TestNG natively supports dependency testing with dependsOnMethods and dependsOnGroups. It has a concept of group that helps organize test cases on the level of category. Another important feature is parametric testing by using Data Provider. A variety of data values can be injected into same test method to verify different scenarios.

Ideally, every project should have as complete test cases covered as possible so that future enhancements could be assured not breaking existing codes. But, let's face the real world. Developers are driven by tight deadlines. Sluggish testing process would make them reluctant to run the tests.
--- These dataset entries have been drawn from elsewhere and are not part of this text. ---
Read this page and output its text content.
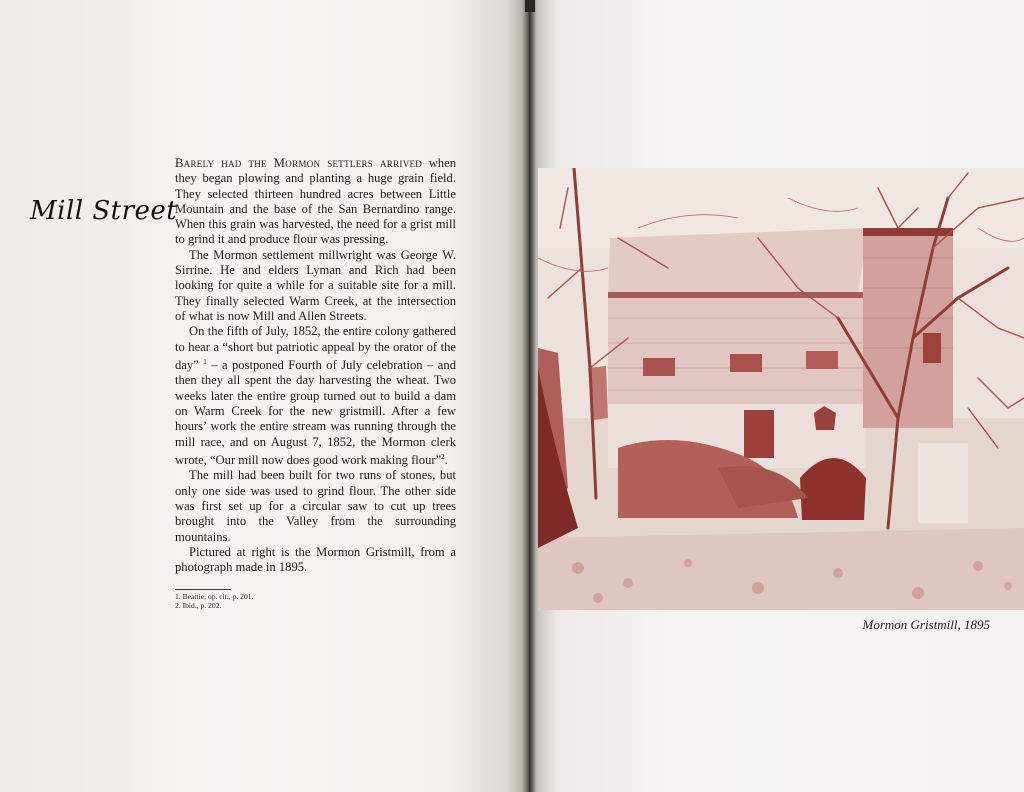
Mill Street

Barely had the Mormon settlers arrived when they began plowing and planting a huge grain field. They selected thirteen hundred acres between Little Mountain and the base of the San Bernardino range. When this grain was harvested, the need for a grist mill to grind it and produce flour was pressing.

The Mormon settlement millwright was George W. Sirrine. He and elders Lyman and Rich had been looking for quite a while for a suitable site for a mill. They finally selected Warm Creek, at the intersection of what is now Mill and Allen Streets.

On the fifth of July, 1852, the entire colony gathered to hear a “short but patriotic appeal by the orator of the day” $^1$ – a postponed Fourth of July celebration – and then they all spent the day harvesting the wheat. Two weeks later the entire group turned out to build a dam on Warm Creek for the new gristmill. After a few hours’ work the entire stream was running through the mill race, and on August 7, 1852, the Mormon clerk wrote, “Our mill now does good work making flour”$^2$.

The mill had been built for two runs of stones, but only one side was used to grind flour. The other side was first set up for a circular saw to cut up trees brought into the Valley from the surrounding mountains.

Pictured at right is the Mormon Gristmill, from a photograph made in 1895.

1. Beattie, op. cit., p. 201.
2. Ibid., p. 202.
Mormon Gristmill, 1895
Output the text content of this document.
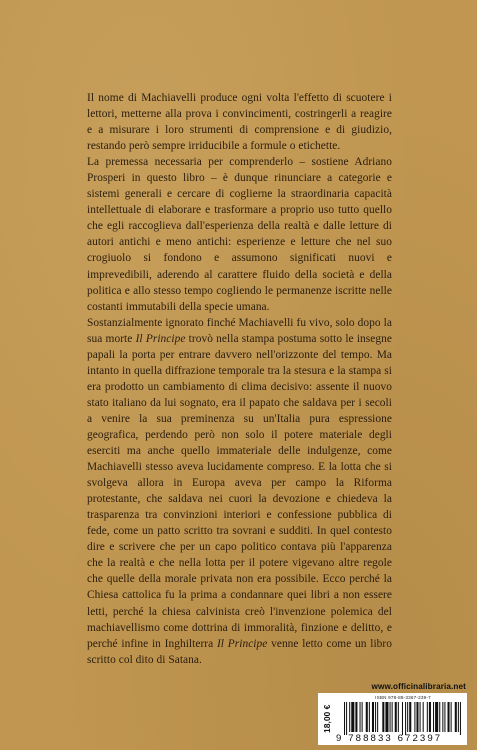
Il nome di Machiavelli produce ogni volta l'effetto di scuotere i lettori, metterne alla prova i convincimenti, costringerli a reagire e a misurare i loro strumenti di comprensione e di giudizio, restando però sempre irriducibile a formule o etichette.

La premessa necessaria per comprenderlo – sostiene Adriano Prosperi in questo libro – è dunque rinunciare a categorie e sistemi generali e cercare di coglierne la straordinaria capacità intellettuale di elaborare e trasformare a proprio uso tutto quello che egli raccoglieva dall'esperienza della realtà e dalle letture di autori antichi e meno antichi: esperienze e letture che nel suo crogiuolo si fondono e assumono significati nuovi e imprevedibili, aderendo al carattere fluido della società e della politica e allo stesso tempo cogliendo le permanenze iscritte nelle costanti immutabili della specie umana.

Sostanzialmente ignorato finché Machiavelli fu vivo, solo dopo la sua morte Il Principe trovò nella stampa postuma sotto le insegne papali la porta per entrare davvero nell'orizzonte del tempo. Ma intanto in quella diffrazione temporale tra la stesura e la stampa si era prodotto un cambiamento di clima decisivo: assente il nuovo stato italiano da lui sognato, era il papato che saldava per i secoli a venire la sua preminenza su un'Italia pura espressione geografica, perdendo però non solo il potere materiale degli eserciti ma anche quello immateriale delle indulgenze, come Machiavelli stesso aveva lucidamente compreso. E la lotta che si svolgeva allora in Europa aveva per campo la Riforma protestante, che saldava nei cuori la devozione e chiedeva la trasparenza tra convinzioni interiori e confessione pubblica di fede, come un patto scritto tra sovrani e sudditi. In quel contesto dire e scrivere che per un capo politico contava più l'apparenza che la realtà e che nella lotta per il potere vigevano altre regole che quelle della morale privata non era possibile. Ecco perché la Chiesa cattolica fu la prima a condannare quei libri a non essere letti, perché la chiesa calvinista creò l'invenzione polemica del machiavellismo come dottrina di immoralità, finzione e delitto, e perché infine in Inghilterra Il Principe venne letto come un libro scritto col dito di Satana.

www.officinalibraria.net
18,00 €
ISBN 978-88-3367-239-7
9 788833 672397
With the help of in-memory database, you could run your unit testing comfortably fast. Here is an example of how Hibernate defines in-memory database using H2, a SQL database written in Java and proven very fast.

test-hibernate.cfg.xml
<!-- Basic -->
<property name="hibernate.connection.driver_class">org.h2.Driver</property>
<property name="hibernate.dialect">org.hibernate.dialect.HSQLDialect</property>
<property name="hibernate.connection.url">jdbc:h2:mem:test</property>
<property name="hibernate.connection.username">username</property>
<property name="hibernate.connection.password">password</property>
<property name="hibernate.connection.default_schema">test</property>
<property name="hbm2ddl.auto">create</property>

<!-- Mappings -->
<mapping class="org.sheng.db.User"/>

The property hbm2ddl.auto is set to create to make the testing process idempotent, meaning every execution of same test cases generates same result. You also don't need to clean testing data created from testing phases. Please note I intentionally use HSQLDialect here due to H2Dialect in some version of Hibernate is buggy. Followings are more details of the example:

testng.xml
<suite name="Test Suite">
  <test name="Test Cases">
    <classes>
      <class name="org.sheng.test.MyTest"/>
    </classes>
  </test>
</suite>

MyTest.java
public class MyTest {

  protected Session session;

  @BeforeSuite
  public void init() throws Exception {
    DaoFactory.configureSessionFactory("test-hibernate.cfg.xml");
  }

  @BeforeClass
  public void setUp() throws Exception {
    session = DaoFactory.newSession();
  }

  @DataProvider(name = "users") 
  public Object[][] getUsers() { 
    return new Object[][] { 
      new Object[] { "admin", "password" },
      new Object[] { "manager", "password" },
      new Object[] { "user1", "password" },
      new Object[] { "user2", "password" }
    };
  }

  @Test(groups = {"database"}, dataProvider = "users")
  public void createUser(String username, String password) throws Exception {
    User user = new User();
    user.setUsername(username);
    uesr.setPassword(password);
    DaoFactory.getUserDao().createUser(session, user);
  }

  @Test(groups = {"database"}, dependsOnMethods = {"createUser"})
  public void verifyUsers() throws Exception {
    //Verify users
  }

}

MyTest.java
public class DaoFactory {

  private static AnnotationConfiguration configuration;
  private static SessionFactory sessionFactory;

  public synchronized static void configureSessionFactory(String resource) {
    URL url = getResource(resource);
    configuration = new AnnotationConfiguration();
    sessionFactory = configuration.configure(url).buildSessionFactory();
  }

  public static Session newSession() {
    return sessionFactory.openSession();
  }

  public static URL getResource(String resource) {
    ClassLoader classLoader = null;
    URL url = null;

    try {
      Method method = Thread.class.getMethod("getContextClassLoader", (Class[])null);
      classLoader = (ClassLoader)method.invoke(Thread.currentThread(), (Object[])null);
      url = classLoader.getResource(resource);      

      if(url != null) {
        return url;
      }
    }
    catch(Exception e) {
      e.printStackTrace()
    }

    return ClassLoader.getSystemResource(resource);
  }

}

Effective testing process is important to the success of a project. It's difficult to keep track of every change especially when you are collaborating with other teammates. Well-written test cases also serves as documents to help a developer who is new to the project to make contributions in a timely manner.